Letters | One more thing for Hong Kong government to think twice about: a total e-cigarette ban

  • Hongkongers have shown recently that they don’t care for an all-intrusive, ‘Big Brother’ form of government
  • Good intentions can sometimes pave the road to authoritarianism
I’m surprised the Hong Kong government still wants to play “Big Brother” in its approach to e-cigarettes and heat-not-burn tobacco products.

Over the past month, Hongkongers have been out on the streets expressing a very clear message: that Hong Kong is a civil society and we do not wish for the government to invade every single corner of our lives. A complete ban on e-cigarettes and heat-not-burn tobacco products, though the issue certainly commands lower significance compared to the ongoing political debates, serves as a clear example of how good intentions, protecting public health in this case, can sometimes pave the road to authoritarianism.

Yes, these alternatives aren’t risk-free, but a complete ban disregards the potential positive impact these products could have when compared to the harm caused by smoking traditional cigarettes.

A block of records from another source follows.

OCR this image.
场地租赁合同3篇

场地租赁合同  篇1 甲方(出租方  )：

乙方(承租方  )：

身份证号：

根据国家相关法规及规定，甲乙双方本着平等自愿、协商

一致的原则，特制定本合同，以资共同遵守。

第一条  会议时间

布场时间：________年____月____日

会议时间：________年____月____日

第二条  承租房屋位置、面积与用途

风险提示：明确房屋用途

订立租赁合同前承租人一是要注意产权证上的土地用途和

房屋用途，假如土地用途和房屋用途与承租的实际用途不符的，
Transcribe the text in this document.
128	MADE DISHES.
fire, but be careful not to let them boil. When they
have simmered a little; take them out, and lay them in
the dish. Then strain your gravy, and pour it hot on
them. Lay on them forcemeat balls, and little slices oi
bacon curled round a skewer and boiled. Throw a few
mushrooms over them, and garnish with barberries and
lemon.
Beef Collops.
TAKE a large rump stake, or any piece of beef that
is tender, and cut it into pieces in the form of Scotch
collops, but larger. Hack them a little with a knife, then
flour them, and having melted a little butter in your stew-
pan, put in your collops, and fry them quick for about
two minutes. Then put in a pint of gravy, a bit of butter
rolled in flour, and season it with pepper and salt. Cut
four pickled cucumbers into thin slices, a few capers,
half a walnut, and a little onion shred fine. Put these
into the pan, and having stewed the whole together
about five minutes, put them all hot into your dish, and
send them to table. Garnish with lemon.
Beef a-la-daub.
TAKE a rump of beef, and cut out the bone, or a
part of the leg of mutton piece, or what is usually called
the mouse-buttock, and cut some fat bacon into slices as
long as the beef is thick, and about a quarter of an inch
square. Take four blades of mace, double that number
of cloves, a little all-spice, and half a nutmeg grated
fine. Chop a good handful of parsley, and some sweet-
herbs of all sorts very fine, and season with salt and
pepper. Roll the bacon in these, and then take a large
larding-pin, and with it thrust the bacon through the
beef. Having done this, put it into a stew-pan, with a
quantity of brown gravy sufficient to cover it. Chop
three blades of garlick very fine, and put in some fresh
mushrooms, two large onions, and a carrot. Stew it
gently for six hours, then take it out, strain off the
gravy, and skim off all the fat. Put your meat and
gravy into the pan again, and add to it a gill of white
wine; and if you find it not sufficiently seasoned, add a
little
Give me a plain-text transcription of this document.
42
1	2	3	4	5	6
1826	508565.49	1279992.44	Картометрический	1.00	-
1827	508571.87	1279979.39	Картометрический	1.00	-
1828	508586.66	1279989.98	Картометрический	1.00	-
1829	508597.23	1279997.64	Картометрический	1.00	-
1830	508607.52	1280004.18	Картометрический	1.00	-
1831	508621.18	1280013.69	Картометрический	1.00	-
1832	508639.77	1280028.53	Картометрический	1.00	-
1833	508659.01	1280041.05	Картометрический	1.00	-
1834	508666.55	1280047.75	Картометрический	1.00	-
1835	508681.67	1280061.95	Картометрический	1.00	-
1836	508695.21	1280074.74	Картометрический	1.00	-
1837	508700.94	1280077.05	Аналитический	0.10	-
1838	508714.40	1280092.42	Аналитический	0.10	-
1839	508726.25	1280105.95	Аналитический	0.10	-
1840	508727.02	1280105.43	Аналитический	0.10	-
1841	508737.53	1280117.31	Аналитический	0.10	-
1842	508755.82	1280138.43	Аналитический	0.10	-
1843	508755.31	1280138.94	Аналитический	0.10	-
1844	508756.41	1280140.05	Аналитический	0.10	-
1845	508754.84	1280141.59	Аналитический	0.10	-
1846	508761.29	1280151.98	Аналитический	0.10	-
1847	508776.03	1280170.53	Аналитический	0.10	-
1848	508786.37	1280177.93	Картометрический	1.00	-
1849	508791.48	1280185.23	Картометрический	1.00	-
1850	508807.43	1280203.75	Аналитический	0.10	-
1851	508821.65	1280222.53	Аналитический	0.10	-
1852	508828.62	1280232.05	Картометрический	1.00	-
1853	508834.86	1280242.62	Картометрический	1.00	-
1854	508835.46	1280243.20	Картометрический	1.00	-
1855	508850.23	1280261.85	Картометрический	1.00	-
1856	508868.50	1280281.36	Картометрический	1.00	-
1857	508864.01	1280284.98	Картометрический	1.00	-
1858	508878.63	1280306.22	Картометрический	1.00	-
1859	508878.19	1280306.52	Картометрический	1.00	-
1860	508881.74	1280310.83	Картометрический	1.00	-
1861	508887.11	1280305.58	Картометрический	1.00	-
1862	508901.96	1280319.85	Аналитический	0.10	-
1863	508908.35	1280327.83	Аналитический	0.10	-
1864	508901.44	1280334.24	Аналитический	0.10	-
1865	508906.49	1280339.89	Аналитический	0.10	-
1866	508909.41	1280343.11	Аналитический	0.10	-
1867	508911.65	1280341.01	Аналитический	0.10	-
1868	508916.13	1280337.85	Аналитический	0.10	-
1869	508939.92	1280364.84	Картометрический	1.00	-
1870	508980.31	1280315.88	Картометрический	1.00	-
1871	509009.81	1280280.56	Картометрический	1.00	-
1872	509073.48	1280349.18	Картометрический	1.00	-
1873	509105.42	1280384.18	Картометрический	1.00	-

The current regulation used to prevent youth smoking and drinking should be applied to these products, while at the same time giving adult smokers the right to choose from products that are clearly better for them than traditional cigarettes. And rather than criminalise small businessmen like myself, who are trying to make a living by offering smokers better alternatives, the government should regulate the products rather than ban them.

While not “safe” as such, studies indicate that e-cigarettes are less harmful than traditional tobacco cigarettes. Photo: Shutterstock

Yet, the government has so far failed to explain why regulation is not enough to address concerns and why they feel that an extremist approach, punishing smokers and small entrepreneurs, has to be adopted.

E-cigarette ban is clueless, elitist government at its worst

Such reluctance by authorities to listen to reason was evident yet again in the last session of the Bills Committee on Smoking (Public Health) (Amendment) Bill 2019, despite challenges by legislators from both sides and two non-binding motions calling on the government to postpone the legislation.

The government should understand that only proper regulation of e-cigarettes and heat-not-burn tobacco products can balance the interests and concerns of all parties in society. Otherwise, it risks repeating the same mistakes which have brought it to the dire circumstances it’s currently in.